Но пришла пора, и эти охотники осторожно, маленькими группками стали выбираться из чащи лесов; группки объединялись в банды, потом в целые флоты из восьми, а то и десяти судов. И, наконец, тысячи пиратов собрались на Тортуге и из этого безопасного уголка совершали свои набеги — жужжали, как оводы, над крупом Испании.
И Испания не могла с ними справиться. Пошлют на виселицу десятерых — на смену им приходит сотня новых; приходилось ей укреплять свои города и переправлять сокровища через моря под защитой военных кораблей, на которых плыли отряды солдат. Неистовые пираты разогнали в морях почти все бесчисленные суда испанских колоний. Только раз в год отправлялся на родину флот кораблей с бесценным грузом.
Немало громких имен было среди пиратов Братства, они совершали подвиги, которые могли бы заставить Генри Моргана содрогнуться от зависти, не будь он глубоко уверен, что в один прекрасный день затмит их всех.
Был среди них Бартоломео Португалец, захвативший богатую добычу. Но он не успел с нею скрыться — его схватили возле Кампече. На самом берегу построили виселицу. Из своей темницы на борту корабля он смотрел, как ее сколачивают. А ночью, накануне казни, он заколол кинжалом матроса, его охранявшего, бросился в море и уплыл, держась за бочонок из-под вина. Не прошло и недели, как он вернулся на длинной пироге со своими дружками и увел этот самый корабль из кампечской гавани. Правда, вскоре он его потерял, во время урагана у берегов Кубы, но о его подвигах, захлебываясь от восторга, толковали по всем тавернам.
Рош Бразилец был круглолицый моряк родом из Голландии. В свое время португальцы выслали его из Бразилии, откуда и пошло его прозвище. Как ни странно, но он не затаил вражды против Португалии. Он ненавидел только Испанию. Это был добродушный и учтивый капитан; но стоило ему завидеть испанцев, и он приходил в ярость. Матросы его боготворили и всегда пили за его здоровье. Однажды, когда его корабль потерпел крушение у берегов Кастилья де Оро, он истребил почти целый отряд испанской конницы и ускакал со своими матросами на захваченных лошадях. Если поблизости случались испанцы, Рош превращался в дикого зверя. Рассказывали, что однажды он сжег своих пленников на медленном огне.

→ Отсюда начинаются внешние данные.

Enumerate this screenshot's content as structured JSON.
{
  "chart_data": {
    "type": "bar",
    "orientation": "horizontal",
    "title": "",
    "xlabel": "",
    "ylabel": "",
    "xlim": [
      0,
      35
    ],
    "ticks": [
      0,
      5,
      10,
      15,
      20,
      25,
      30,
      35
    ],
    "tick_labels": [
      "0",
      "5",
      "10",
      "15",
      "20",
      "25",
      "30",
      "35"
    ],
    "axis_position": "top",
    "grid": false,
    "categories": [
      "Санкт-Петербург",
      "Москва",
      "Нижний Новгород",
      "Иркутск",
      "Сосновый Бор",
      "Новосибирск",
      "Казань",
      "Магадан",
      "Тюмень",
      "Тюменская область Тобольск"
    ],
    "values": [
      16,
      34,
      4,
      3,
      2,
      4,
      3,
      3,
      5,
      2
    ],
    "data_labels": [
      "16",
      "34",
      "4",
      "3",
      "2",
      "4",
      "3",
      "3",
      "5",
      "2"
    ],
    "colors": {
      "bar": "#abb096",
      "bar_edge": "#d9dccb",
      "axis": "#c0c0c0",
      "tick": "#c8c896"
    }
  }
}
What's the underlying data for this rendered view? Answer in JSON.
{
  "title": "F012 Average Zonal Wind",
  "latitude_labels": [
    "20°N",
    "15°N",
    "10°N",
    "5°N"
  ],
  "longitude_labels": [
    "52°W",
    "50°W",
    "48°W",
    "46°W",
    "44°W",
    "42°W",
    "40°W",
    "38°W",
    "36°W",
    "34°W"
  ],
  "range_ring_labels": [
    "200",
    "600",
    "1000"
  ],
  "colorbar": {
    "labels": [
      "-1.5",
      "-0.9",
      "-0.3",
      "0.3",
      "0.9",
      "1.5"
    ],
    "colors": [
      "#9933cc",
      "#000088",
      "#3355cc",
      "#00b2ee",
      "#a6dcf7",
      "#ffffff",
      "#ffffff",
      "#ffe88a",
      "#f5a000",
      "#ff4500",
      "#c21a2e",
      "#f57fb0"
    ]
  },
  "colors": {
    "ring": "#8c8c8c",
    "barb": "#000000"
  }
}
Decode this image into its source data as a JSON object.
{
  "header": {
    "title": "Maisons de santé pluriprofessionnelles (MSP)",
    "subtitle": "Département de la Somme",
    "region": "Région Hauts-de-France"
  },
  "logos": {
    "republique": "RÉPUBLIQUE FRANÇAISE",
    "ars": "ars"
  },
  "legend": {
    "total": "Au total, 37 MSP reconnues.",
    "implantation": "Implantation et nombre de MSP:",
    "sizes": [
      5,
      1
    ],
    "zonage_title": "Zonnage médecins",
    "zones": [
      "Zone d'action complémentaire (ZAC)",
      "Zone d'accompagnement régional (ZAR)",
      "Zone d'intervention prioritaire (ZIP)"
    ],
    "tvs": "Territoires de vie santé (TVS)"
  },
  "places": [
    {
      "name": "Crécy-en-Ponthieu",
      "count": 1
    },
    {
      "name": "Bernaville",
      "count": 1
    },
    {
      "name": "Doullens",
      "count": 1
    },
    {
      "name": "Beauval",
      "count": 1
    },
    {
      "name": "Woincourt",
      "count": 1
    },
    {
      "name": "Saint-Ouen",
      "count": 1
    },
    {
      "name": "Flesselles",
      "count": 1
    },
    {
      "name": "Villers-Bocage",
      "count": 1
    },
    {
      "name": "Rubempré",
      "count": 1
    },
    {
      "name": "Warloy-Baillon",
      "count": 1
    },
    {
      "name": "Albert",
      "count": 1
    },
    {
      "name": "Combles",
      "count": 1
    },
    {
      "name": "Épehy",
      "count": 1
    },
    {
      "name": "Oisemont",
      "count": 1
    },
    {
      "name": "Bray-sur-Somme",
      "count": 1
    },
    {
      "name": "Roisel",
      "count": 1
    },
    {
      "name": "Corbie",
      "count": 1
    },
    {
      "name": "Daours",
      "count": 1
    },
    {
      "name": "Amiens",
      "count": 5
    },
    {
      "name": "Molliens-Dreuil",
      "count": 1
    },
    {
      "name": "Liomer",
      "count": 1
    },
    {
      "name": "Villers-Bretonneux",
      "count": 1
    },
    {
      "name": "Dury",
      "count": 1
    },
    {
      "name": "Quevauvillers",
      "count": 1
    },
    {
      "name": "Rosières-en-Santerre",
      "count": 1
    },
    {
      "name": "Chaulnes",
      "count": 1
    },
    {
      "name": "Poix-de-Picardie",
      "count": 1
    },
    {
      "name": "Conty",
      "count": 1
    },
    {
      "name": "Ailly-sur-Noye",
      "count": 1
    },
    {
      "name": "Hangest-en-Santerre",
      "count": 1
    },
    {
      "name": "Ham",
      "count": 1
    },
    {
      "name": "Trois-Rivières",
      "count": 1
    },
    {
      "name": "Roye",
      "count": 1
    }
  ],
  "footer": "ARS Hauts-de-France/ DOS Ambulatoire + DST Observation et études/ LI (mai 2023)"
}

Когда же сокровища перестали возить морем, пришлось пиратам заняться сушей — они захватывали деревни и даже укрепленные города. Льюис Шотландец разграбил Кампече, оставив от него черные, дымящиеся руины.
Оллонец был родом из Сабль д'Оллона; и скоро он превратился в грозу западных морей. Началось у него все с лютой ненависти к Испании, а кончилось бессмысленной жестокостью. Он вырывал языки и мечом разрубал своих пленников от плеча до пояса. Испанцы охотнее встречались бы с дьяволом в любом обличье, чем с Оллонцем. Одно лишь его имя заставляло всех жителей покидать деревни, лежащие у него на пути. Говорили, что даже мыши убегали в джунгли. Он захватил Маракаибо, и Новый Гибралтар, и Сент-Джемс де Леон. И повсюду он истреблял людей лишь для собственного жестокого удовольствия.

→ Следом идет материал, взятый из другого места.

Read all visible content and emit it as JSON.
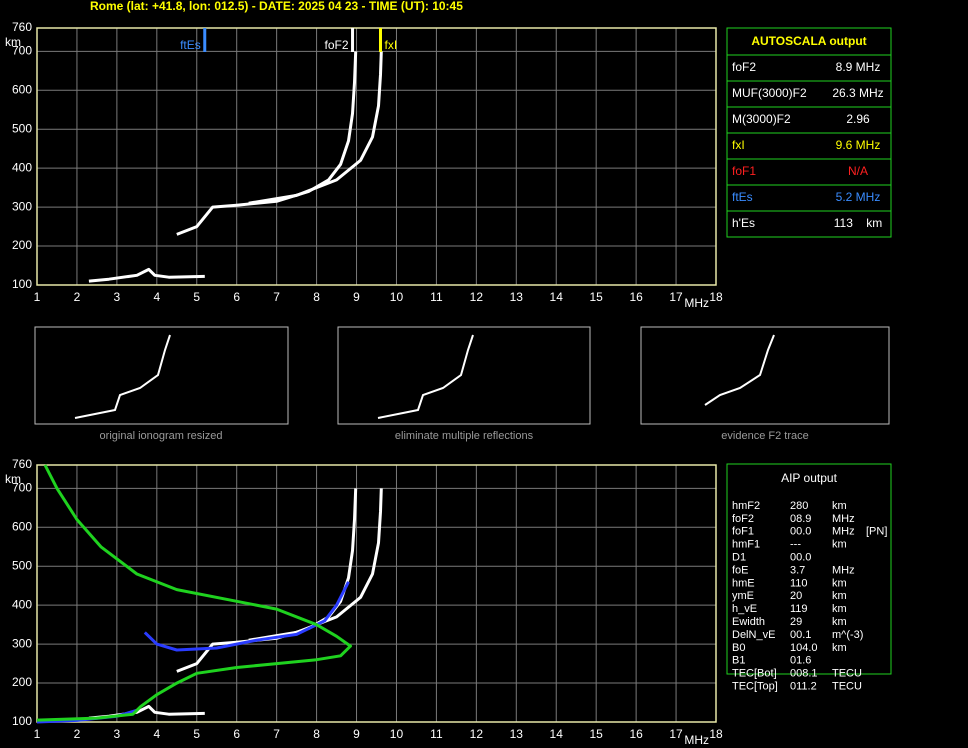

Однажды, охваченный жаждой крови, он приказал связать восемьдесят семь пленников и уложить их в ряд на земле. Потом он прошел вдоль этого ряда с точильным камнем в одной руке и с мечом в другой. В тот день он собственноручно обезглавил восемьдесят семь человек.
Но Оллонец не довольствовался расправами над испанцами. Он отправился в мирные края Юкатана, где туземцы ютились в полуразрушенных каменных городах и где девушки носили венки из цветов. В Юкатане жил миролюбивый народ, вымиравший от какой-то странной болезни. Когда Оллонец покинул эти места, от городов остались лишь груды камней и пепла, исчезли и венки из цветов.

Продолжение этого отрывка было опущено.